Du projet de classe : apprendre à vivre ensemble

À partir du mois de février et jusqu’au mois de mai, les élèves ont participé activement aux séances de vie de classe. Le point de départ a été leurs représentations de la nature par le biais de déambulations et de mimes. Puis le travail a été orienté vers le chœur, avec des exercices sur le rapport à l’autre et au groupe. Un texte d’Abd Al Malik, Rock the planet, a été proposé pour une mise en voix et en gestes dans la perspective d’une présentation devant un public choisi. Les élèves ont été répartis par groupes pour un travail de mise en espace et d’oralisation de cette chanson. Au début, ils ont manifesté un grand enthousiasme face à ces propositions. Puis, de la gêne et de la réticence face à certains exercices ont émergé. Comme escompté par Claire Thévenin, le rapport à l’autre, notamment la question du regard et du contact physique, se sont avérés à certains moments problématiques. Cependant, la présence de deux professeures ayant fait le choix d’être au plus près des élèves en pratiquant avec eux a permis une adhésion de séance en séance. Au final, les quelques élèves en marge ont fini par accepter de jouer. Durant ces heures de vie de classe, des progrès significatifs au niveau du comportement ont été remarqués. Un climat bienveillant s’est mis en place. Aucun élève n’a été rejeté. Les remarques déplacées, les moqueries et les vulgarités se sont estompées. "En améliorant la communication interindividuelle et en restaurant la confiance en soi qui faisait défaut à certains", une confiance entre élèves et avec les enseignantes s’est installée peu à peu.
Aussi, durant ces séances, les élèves ont réintégré des règles de la vie en communauté par lesquelles le futur adulte qu’il va devenir doit se construire. Chacun a dû écouter l’autre, par exemple. Les contraintes n’ont plus été ressenties comme telles puisqu’ils ont mieux perçu les objectifs qu’il fallait atteindre. À ce titre, ces activités leur ont permis d’être en situation de réussite dans le cadre d’une école de socialisation. Même si la classe n’a pas été exempte de conflits, ils se sont réglés de manière plus citoyenne dans le respect d’autrui. À la fin du mois de mai, au CDI (Centre de documentation et d’information) du collège, les élèves de sixième ont joué devant la documentaliste et les professeurs de la classe. Cette représentation a été un aboutissement de ce projet. L’ensemble des acteurs a manifesté sa satisfaction générale d’avoir participé à cette première expérience théâtrale : "Durant ces séances, j’ai commencé par réinvestir immédiatement la plupart des exercices du stage. Il faut dire que pendant celui-ci, j’ai beaucoup pratiqué, ce qui m’a aidée à mieux les intégrer. J’ai été très satisfaite du travail réalisé. J’ai pu mettre en œuvre auprès de mes élèves ce que j’avais appris. Par ailleurs, j’ai pu observer les effets du jeu dramatique dans l’ambiance de cette classe où la pratique était devenue régulière. Il fallait que je voie comment et à quel point les compétences travaillées étaient transférables dans ma discipline" conclut Claire Thévenin.

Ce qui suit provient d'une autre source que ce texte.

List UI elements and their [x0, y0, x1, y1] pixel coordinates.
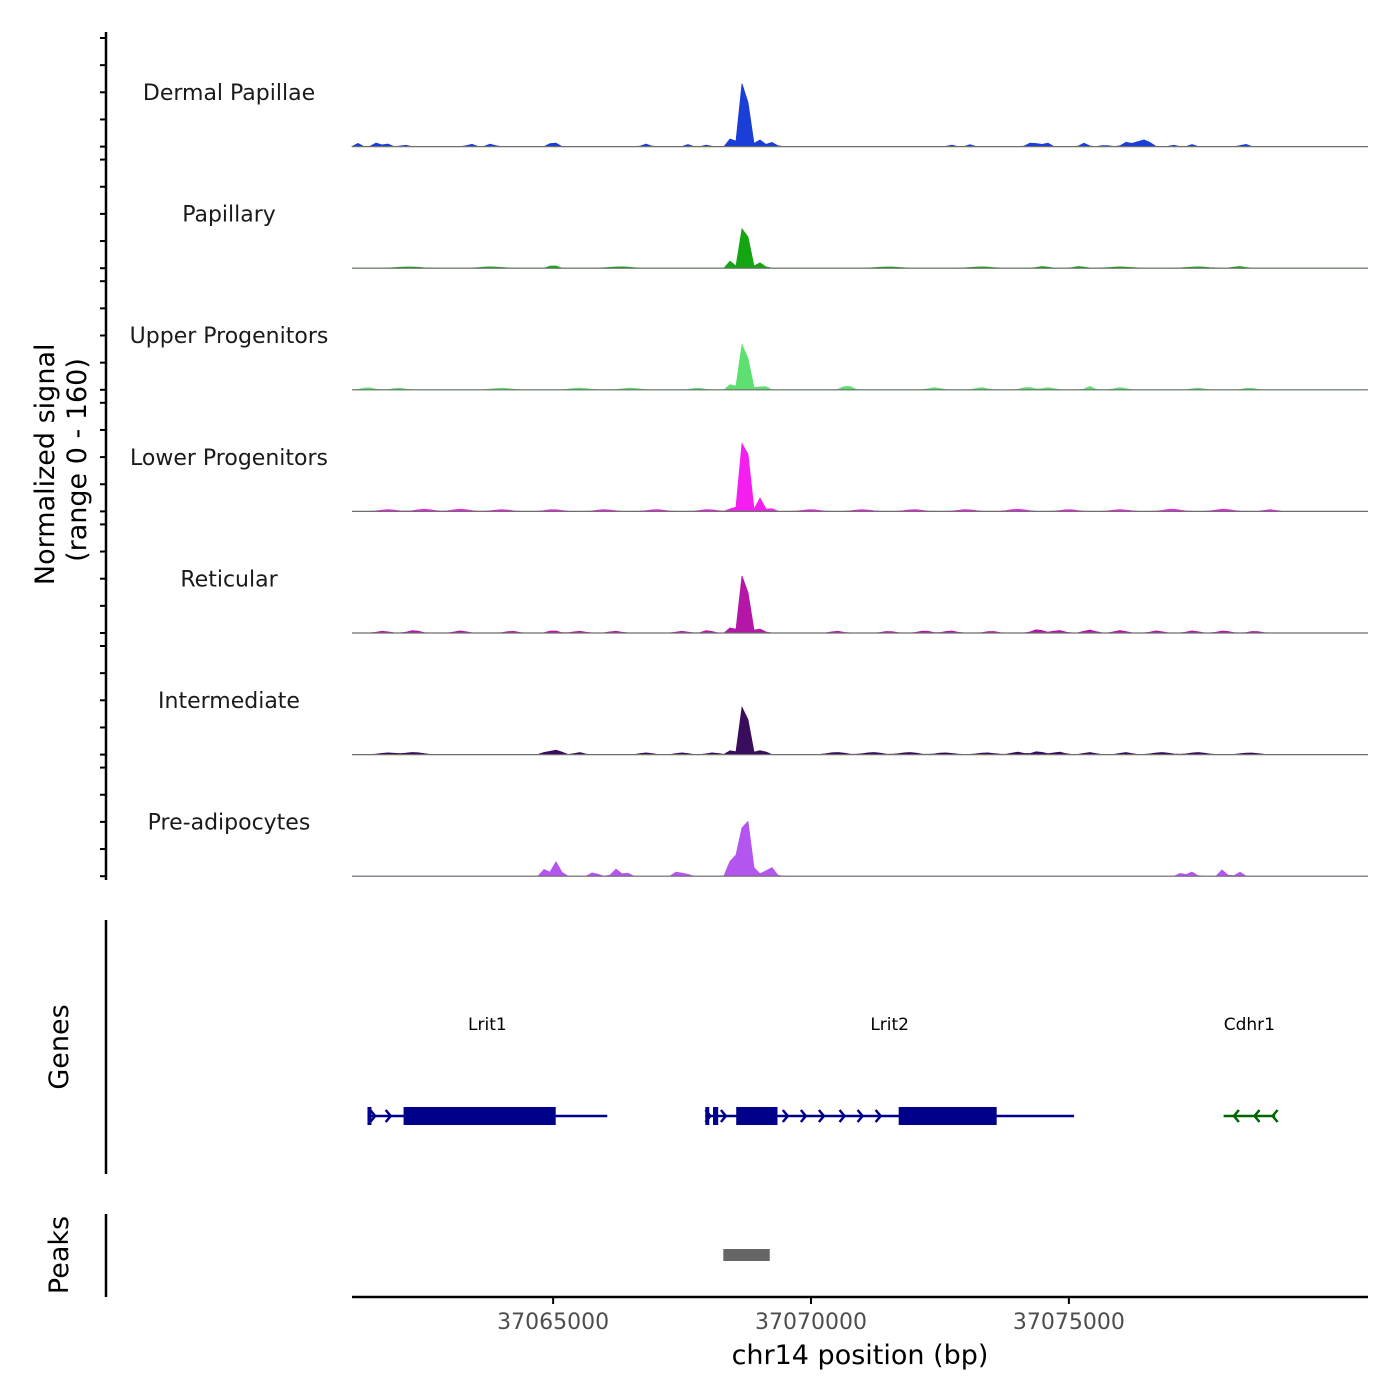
genes-panel: Genes Lrit1 Lrit2 Cdhr1: [44, 920, 1279, 1174]
x-axis: 37065000 37070000 37075000 chr14 position …: [352, 1295, 1368, 1371]
track-label-lower-progenitors: Lower Progenitors: [130, 446, 328, 471]
peaks-panel: Peaks: [44, 1214, 770, 1297]
strand-arrow-icon: [781, 1109, 790, 1123]
peak-regions: [723, 1249, 770, 1261]
gene-exon: [367, 1107, 372, 1125]
strand-arrow-icon: [1252, 1109, 1261, 1123]
track-dermal-papillae: Dermal Papillae: [143, 81, 1368, 148]
coverage-area-papillary: [352, 227, 1368, 269]
x-axis-tick-label: 37070000: [755, 1310, 867, 1335]
track-intermediate: Intermediate: [158, 689, 1368, 756]
gene-lrit2: Lrit2: [704, 1015, 1075, 1125]
track-label-papillary: Papillary: [182, 203, 276, 228]
track-label-intermediate: Intermediate: [158, 689, 300, 714]
track-pre-adipocytes: Pre-adipocytes: [148, 811, 1368, 877]
track-lower-progenitors: Lower Progenitors: [130, 442, 1368, 512]
track-upper-progenitors: Upper Progenitors: [130, 324, 1368, 391]
gene-exon: [736, 1107, 778, 1125]
track-reticular: Reticular: [180, 567, 1368, 634]
gene-models: Lrit1 Lrit2 Cdhr1: [367, 1015, 1279, 1125]
gene-label-cdhr1: Cdhr1: [1224, 1015, 1275, 1035]
track-label-reticular: Reticular: [180, 567, 278, 592]
strand-arrow-icon: [799, 1109, 808, 1123]
coverage-area-reticular: [352, 575, 1368, 634]
track-label-pre-adipocytes: Pre-adipocytes: [148, 811, 311, 836]
coverage-area-dermal-papillae: [351, 83, 1368, 148]
x-axis-tick-label: 37075000: [1013, 1310, 1125, 1335]
x-axis-tick-label: 37065000: [497, 1310, 609, 1335]
strand-arrow-icon: [856, 1109, 865, 1123]
genes-panel-label: Genes: [44, 1004, 75, 1089]
track-label-dermal-papillae: Dermal Papillae: [143, 81, 315, 106]
gene-exon: [403, 1107, 556, 1125]
coverage-ylabel: Normalized signal (range 0 - 160): [30, 335, 93, 585]
peaks-panel-label: Peaks: [44, 1216, 75, 1294]
x-axis-label: chr14 position (bp): [732, 1340, 989, 1371]
peak-region: [723, 1249, 770, 1261]
gene-exon: [713, 1107, 719, 1125]
gene-label-lrit1: Lrit1: [468, 1015, 507, 1035]
strand-arrow-icon: [874, 1109, 883, 1123]
coverage-area-intermediate: [352, 706, 1368, 756]
track-papillary: Papillary: [182, 203, 1368, 269]
coverage-y-axis-ticks: [100, 37, 106, 878]
coverage-area-pre-adipocytes: [352, 820, 1368, 877]
gene-exon: [705, 1107, 710, 1125]
strand-arrow-icon: [1232, 1109, 1240, 1123]
strand-arrow-icon: [704, 1109, 713, 1123]
strand-arrow-icon: [384, 1109, 393, 1123]
gene-label-lrit2: Lrit2: [870, 1015, 909, 1035]
strand-arrow-icon: [369, 1109, 377, 1123]
coverage-panel: Normalized signal (range 0 - 160) Dermal…: [30, 32, 1368, 880]
strand-arrow-icon: [817, 1109, 826, 1123]
track-label-upper-progenitors: Upper Progenitors: [130, 324, 329, 349]
coverage-area-upper-progenitors: [351, 343, 1368, 391]
gene-lrit1: Lrit1: [367, 1015, 608, 1125]
strand-arrow-icon: [1270, 1109, 1279, 1123]
strand-arrow-icon: [838, 1109, 847, 1123]
gene-exon: [898, 1107, 997, 1125]
coverage-ylabel-line-2: (range 0 - 160): [62, 358, 93, 562]
coverage-area-lower-progenitors: [352, 442, 1368, 512]
x-axis-ticks: 37065000 37070000 37075000: [497, 1297, 1125, 1335]
coverage-ylabel-line-1: Normalized signal: [30, 344, 61, 586]
coverage-tracks: Dermal Papillae Papillary Upper Progenitor…: [130, 81, 1368, 877]
strand-arrow-icon: [719, 1109, 728, 1123]
gene-cdhr1: Cdhr1: [1223, 1015, 1279, 1123]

Aux métamorphoses d’Ovide : une classe et leur professeur en jeu

En amont de la séquence sur les mythes intitulée "Les Métamorphoses d’Ovide, des récits spectaculaires", les élèves ont été sensibilisés artistiquement et culturellement. D’abord, par une lecture d’image sur l’œuvre de Sir Edward Burne-Jones, Pygmalion et l’image (1875-1878). Ensuite, ils ont découvert le ballet de Rameau, Pygmalion (1748) par un extrait d’une chorégraphie de Trisha Brown (2010). De plus, une sortie au musée des beaux-arts d’Angers a été proposée dans le cadre d’un parcours sur la mythologie. Enfin, le texte d’Ovide a été analysé en lien avec ces activités en mettant l’accent sur le vocabulaire des sensations dans le récit de la métamorphose.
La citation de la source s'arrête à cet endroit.